When Whippleby spoke again, his voice was softer and gentler. His hands unclenched a little. After so many years of hatred, this man would never forgive me, but perhaps we had found a common cause. “If you truly mean to write a full account of the Cambridge murders, you must find out who hired the second private constable. This question has become, for me, an obsession. Both Fielding Dingle and Archibald Knifing claimed to have come to Cambridge on my behalf to catch my daughter’s killer. But I swear on Felicity’s grave that I hired only one man.”
He waited for me to speak. When I did not, he resumed.
“People have, in the past, suggested that I gave duplicate instructions to two servants, and thus, through my agents, I hired both men inadvertently. For a time, I believed this myself. I was near delirious with grief in the hours and days after I learned of my daughter’s death. But I could account for only one servant who had been dispatched on such a task. I consulted my bankers, and only one disbursement was made to compensate an investigator. One of those two men went to Cambridge at my behest. The second went there under false pretenses. The trouble is that I do not know which man I hired.”
“Why don’t you simply ask your servant whom he retained?” I said.
“He was killed only a few days after Felicity died, before I learned that a second investigator had gone to Cambridge, masquerading as my agent,” Whippleby said. “My man was knocked down in the street by a speeding stagecoach. The driver was never identified, and I have come to believe my servant’s death was not an accident.”
“Does your bank not keep records?” I asked. “Can they not tell you who drew funds on your note?”
He shook his head, and a visible cloud of dust shook loose from his hair and danced in the dim sunlight streaming through his dirty window. The old man’s skin was pale as milk, and blue veins rolled beneath the translucent surfaces of his neck as he spoke. Whippleby probably had not been outside in months. “My servant paid cash, so the bank could offer no assistance. I made inquiries into the backgrounds of both thief-catchers. Fielding Dingle was, at least, legitimate, known among the fraternity of professional investigators and respected for his doggedness, if not for his intellect. Knifing, of course, was among the profession’s greatest lights. He was a war hero and a personal friend of the King. His reputation was said to be unimpeachable, though I’d call that an overstatement.”
Whippleby paused to pour himself a glass of warm, cloudy gin from a bottle with a crystal stopper. He didn’t offer me any, but I took no offense. His stuff smelled like pine sap, and I had a flask of a finer spirit in my waistcoat pocket. I unscrewed the cap and indulged. It seemed rude to let Whippleby drink alone.

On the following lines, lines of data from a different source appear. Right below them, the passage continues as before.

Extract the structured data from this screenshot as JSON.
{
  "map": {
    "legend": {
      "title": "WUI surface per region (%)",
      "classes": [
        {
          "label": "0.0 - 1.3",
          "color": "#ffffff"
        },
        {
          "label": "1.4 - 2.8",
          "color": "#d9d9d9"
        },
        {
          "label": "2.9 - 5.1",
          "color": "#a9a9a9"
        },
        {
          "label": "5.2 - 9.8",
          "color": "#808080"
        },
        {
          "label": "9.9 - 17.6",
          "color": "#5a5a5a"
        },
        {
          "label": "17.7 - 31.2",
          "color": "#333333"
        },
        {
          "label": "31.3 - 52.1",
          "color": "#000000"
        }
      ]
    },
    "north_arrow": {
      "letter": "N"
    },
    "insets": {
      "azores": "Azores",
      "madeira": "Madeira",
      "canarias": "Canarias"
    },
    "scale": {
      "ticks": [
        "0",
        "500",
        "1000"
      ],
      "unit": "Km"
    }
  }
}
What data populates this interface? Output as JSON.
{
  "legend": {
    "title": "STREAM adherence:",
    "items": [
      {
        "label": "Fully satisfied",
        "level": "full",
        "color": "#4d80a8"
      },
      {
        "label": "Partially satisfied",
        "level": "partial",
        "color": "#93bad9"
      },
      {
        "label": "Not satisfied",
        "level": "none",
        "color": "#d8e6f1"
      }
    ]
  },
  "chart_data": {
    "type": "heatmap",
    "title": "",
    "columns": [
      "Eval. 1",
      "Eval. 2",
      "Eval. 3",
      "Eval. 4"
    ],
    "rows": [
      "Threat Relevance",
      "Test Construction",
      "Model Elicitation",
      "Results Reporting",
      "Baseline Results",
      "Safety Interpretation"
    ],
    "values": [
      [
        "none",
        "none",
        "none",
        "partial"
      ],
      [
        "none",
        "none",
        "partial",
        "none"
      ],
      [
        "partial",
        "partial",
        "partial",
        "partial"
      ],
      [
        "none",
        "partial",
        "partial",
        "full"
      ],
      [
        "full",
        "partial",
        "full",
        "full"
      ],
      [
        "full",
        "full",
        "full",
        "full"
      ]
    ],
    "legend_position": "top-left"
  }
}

“Deceit and disreputability are the thieftaker’s apprenticeship. These men are former spies and criminals, ostensibly reformed, but turned to a task only marginally more respectable. I told my man to find me the best one I could afford. I’d think, with my resources, I could have hired a better man than Dingle, but I doubt my coin was sufficient to employ someone of Knifing’s eminence, unless he agreed to lower his rate for some reason. In any case, only one of the two went to Cambridge at my urging. The second was acting on behalf of other interests. Of this, I am certain, and for this reason, I have never been able to accept the claim that the killer was some deranged peasant of no particular consequence. Someone must have hired the second man. Something has been covered up, and if you mean to lay down a true account of these events, you must unravel that mystery. I’ve failed in all my attempts, but perhaps you will succeed where I could not.”